I continued walking down, past the fish store, the Chinese takeout (there’s three of them just walking down from Metro to this section of Lefferts, wow), passed the Southeast Asian-owned pharmacy, and then turned right onto a short stairway that get treacherous with ice in the winter. I walked past the back outdoor dining area of Austin’s towards the LIRR station waiting area. Next to the station there’s a cute coffee house called Roast and Co. that we frequent, managed by this Moroccan pair that are super friendly and make great Chicken Caesar salads and avocado toast with eggs.

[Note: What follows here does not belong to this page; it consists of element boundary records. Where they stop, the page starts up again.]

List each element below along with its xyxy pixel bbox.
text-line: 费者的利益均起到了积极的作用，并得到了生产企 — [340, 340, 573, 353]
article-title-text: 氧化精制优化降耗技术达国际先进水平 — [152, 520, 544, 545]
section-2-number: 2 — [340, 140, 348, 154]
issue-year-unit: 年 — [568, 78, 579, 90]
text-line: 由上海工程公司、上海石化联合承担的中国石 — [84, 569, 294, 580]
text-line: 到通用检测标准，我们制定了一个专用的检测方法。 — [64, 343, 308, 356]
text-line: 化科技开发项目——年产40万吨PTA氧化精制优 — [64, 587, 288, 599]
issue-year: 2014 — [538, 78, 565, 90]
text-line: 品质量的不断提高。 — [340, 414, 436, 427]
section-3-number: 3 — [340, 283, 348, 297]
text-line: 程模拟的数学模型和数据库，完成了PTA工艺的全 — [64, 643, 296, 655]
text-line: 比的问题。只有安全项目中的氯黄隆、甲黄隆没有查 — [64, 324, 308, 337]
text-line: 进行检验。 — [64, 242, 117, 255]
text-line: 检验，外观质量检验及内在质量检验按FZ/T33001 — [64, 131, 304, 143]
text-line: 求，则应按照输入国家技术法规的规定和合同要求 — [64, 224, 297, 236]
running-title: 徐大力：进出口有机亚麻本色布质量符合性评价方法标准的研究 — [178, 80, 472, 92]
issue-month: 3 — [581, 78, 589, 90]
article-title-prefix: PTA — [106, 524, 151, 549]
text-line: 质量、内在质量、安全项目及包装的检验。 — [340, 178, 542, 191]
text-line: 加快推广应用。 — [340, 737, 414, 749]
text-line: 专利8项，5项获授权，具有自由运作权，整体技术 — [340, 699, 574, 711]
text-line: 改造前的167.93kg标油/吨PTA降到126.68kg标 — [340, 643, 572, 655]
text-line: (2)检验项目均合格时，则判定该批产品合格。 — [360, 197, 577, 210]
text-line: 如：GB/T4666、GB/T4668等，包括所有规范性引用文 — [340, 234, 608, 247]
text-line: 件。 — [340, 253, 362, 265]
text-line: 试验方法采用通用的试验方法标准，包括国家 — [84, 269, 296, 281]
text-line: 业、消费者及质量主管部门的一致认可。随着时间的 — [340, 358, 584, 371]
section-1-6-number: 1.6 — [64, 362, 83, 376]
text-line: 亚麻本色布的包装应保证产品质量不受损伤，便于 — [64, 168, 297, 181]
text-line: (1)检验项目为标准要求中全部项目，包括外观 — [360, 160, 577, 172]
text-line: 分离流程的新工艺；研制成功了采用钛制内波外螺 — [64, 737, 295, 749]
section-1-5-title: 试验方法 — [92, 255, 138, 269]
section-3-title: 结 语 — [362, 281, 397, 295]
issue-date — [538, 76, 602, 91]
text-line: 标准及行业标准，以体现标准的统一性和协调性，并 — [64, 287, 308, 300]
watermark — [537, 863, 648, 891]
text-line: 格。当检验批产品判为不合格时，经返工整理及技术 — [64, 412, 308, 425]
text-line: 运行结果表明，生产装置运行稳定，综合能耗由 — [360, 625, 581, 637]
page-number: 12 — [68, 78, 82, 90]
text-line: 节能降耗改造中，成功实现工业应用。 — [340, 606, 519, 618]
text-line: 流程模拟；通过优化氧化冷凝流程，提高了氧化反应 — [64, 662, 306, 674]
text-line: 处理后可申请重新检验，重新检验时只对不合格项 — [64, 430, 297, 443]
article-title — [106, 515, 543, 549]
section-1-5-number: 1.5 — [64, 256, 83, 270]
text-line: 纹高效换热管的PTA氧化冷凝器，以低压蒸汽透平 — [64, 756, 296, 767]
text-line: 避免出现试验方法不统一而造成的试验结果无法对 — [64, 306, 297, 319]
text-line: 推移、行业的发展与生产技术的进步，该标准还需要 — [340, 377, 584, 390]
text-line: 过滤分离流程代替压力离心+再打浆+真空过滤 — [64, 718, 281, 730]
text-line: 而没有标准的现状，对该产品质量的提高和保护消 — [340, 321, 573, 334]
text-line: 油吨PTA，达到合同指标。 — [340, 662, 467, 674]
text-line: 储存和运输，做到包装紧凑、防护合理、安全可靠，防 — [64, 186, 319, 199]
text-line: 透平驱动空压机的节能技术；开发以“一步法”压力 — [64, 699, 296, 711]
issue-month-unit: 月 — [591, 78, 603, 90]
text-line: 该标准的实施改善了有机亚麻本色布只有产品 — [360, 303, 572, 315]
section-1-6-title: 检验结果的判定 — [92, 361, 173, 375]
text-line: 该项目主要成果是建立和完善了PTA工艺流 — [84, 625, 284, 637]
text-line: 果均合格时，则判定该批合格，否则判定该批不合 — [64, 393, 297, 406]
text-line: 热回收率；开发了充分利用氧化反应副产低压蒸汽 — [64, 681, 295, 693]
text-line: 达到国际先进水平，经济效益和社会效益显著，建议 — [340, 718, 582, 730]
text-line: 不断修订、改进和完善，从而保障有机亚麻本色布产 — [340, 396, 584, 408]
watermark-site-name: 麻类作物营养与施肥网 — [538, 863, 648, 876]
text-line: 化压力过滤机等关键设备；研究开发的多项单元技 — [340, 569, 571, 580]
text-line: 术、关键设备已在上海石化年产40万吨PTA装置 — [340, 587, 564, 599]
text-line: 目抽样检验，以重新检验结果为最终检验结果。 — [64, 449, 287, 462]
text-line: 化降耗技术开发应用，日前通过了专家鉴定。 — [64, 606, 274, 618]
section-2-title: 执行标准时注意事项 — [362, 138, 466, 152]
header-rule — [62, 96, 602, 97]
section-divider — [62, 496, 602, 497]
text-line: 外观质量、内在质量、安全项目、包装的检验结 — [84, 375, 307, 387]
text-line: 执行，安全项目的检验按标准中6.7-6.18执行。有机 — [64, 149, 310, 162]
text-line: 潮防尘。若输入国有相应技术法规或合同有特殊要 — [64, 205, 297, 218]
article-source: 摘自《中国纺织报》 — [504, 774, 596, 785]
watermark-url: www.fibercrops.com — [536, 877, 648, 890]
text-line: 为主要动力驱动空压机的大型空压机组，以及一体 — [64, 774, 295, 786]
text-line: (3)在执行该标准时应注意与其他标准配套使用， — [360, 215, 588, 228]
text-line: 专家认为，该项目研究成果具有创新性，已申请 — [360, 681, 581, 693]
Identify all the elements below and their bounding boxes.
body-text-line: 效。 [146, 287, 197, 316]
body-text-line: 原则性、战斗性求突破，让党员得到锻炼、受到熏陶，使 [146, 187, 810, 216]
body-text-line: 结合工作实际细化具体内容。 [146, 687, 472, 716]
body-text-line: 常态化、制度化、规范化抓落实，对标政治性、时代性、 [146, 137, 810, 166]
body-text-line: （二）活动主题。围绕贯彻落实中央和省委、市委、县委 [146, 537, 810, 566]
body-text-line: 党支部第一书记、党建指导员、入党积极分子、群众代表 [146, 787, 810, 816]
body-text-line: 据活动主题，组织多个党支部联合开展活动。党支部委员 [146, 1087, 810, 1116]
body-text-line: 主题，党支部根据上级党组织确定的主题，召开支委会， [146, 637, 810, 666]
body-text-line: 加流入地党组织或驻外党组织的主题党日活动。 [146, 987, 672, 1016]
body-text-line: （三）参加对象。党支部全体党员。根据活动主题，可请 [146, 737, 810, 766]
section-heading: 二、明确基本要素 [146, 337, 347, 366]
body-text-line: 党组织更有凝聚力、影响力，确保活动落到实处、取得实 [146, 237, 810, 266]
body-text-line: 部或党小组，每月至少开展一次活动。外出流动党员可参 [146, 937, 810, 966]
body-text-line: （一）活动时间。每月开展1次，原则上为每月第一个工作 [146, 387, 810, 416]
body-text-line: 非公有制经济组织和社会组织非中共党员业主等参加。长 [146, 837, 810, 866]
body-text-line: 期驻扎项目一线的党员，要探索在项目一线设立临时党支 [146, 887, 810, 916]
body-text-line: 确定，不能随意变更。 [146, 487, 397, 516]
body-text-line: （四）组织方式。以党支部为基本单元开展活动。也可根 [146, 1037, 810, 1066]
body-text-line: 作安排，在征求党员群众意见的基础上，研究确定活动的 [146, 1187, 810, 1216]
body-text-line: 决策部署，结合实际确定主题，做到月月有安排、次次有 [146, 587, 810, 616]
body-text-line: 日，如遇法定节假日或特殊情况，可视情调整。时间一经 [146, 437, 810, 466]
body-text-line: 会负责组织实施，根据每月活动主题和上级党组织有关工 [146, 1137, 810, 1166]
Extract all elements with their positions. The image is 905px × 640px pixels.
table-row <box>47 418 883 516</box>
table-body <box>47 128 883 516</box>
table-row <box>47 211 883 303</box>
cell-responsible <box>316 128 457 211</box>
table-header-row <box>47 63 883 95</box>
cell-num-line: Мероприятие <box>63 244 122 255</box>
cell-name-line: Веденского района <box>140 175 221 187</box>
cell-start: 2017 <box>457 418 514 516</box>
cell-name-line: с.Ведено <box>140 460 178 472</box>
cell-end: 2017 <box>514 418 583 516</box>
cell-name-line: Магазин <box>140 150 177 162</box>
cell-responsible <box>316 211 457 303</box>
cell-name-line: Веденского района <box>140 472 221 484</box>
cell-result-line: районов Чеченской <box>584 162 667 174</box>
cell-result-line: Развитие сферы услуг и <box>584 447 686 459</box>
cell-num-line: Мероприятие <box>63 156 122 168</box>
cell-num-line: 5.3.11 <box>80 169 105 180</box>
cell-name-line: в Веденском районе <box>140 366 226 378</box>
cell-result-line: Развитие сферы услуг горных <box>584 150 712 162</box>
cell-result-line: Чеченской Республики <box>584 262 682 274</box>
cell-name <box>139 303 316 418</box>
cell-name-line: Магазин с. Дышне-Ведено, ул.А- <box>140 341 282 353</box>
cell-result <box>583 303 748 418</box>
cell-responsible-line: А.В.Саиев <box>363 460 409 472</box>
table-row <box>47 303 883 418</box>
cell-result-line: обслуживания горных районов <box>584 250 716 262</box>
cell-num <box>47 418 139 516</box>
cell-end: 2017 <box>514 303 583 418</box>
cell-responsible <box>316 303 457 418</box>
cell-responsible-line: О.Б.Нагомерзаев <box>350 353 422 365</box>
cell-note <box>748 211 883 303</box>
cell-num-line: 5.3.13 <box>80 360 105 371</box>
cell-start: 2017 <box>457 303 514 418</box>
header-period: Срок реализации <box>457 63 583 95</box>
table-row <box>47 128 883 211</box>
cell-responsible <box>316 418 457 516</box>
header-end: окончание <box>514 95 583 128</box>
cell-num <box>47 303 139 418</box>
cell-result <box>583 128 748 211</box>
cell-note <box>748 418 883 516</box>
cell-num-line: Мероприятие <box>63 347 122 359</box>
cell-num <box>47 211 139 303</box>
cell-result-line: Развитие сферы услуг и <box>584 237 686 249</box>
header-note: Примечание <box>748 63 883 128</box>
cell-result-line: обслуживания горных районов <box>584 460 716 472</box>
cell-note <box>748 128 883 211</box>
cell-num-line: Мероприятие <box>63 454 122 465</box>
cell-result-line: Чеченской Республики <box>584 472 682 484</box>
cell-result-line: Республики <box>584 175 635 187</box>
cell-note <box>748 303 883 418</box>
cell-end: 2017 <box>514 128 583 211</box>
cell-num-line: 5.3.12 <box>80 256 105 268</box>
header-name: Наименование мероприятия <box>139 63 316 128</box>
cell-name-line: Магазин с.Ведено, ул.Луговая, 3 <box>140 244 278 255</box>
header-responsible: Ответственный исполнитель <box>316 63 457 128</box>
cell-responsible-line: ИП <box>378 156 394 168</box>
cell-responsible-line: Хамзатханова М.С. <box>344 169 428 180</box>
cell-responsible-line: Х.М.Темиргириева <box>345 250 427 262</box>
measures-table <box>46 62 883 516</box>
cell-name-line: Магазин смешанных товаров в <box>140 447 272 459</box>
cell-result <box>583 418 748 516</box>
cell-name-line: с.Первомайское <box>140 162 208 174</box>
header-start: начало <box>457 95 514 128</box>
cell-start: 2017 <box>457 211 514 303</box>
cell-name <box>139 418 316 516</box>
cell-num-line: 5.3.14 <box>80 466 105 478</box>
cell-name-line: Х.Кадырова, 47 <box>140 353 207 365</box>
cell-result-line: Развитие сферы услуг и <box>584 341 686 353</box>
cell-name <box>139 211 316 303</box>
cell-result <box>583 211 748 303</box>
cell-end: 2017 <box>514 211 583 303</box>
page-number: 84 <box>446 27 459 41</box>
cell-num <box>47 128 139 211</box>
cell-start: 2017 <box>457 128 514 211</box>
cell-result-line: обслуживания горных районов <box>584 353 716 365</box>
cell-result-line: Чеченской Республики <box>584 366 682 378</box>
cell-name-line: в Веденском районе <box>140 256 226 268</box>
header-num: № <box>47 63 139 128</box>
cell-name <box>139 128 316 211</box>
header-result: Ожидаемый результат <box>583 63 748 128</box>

I walked in to say hello, and ordered a coffee. I stared at the chocolate chip cookies, and realized something:

“Hey you know I just baked cookies?” I grinned at them.

“Oh yeah? If they’re good, we might be able to sell them,” he said, smiling, humoring me a bit probably.

I laugh. “Well, don’t know about that, but I’ll bake some just for you and your colleague, OK? But they’re a variation, with M&Ms and peanut butter chips.”

“Sounds good!” He said as he gave me my drink. I paid using my smartphone — I’m hardly carrying around my wallet anymore — and sat down to drink.

Afterwards, I continue on my Kew Gardens walking odyssey, ambled down Austin Street, turned left on 82nd Avenue, and crossed the bridge over the tracks. There was some artwork with just a bit of graffiti:

And on the opposite side, more art, a bit smudged with paint used to cover up more graffiti.

After I crossed, I meandered through Forest Hills-like urban-suburban streets chock full of million-dollar homes — some handsome, some ridiculous-looking wannabe mansions — crossed through Sobelsohn Playground to Metropolitan, and go back home. On the way, I see a cat.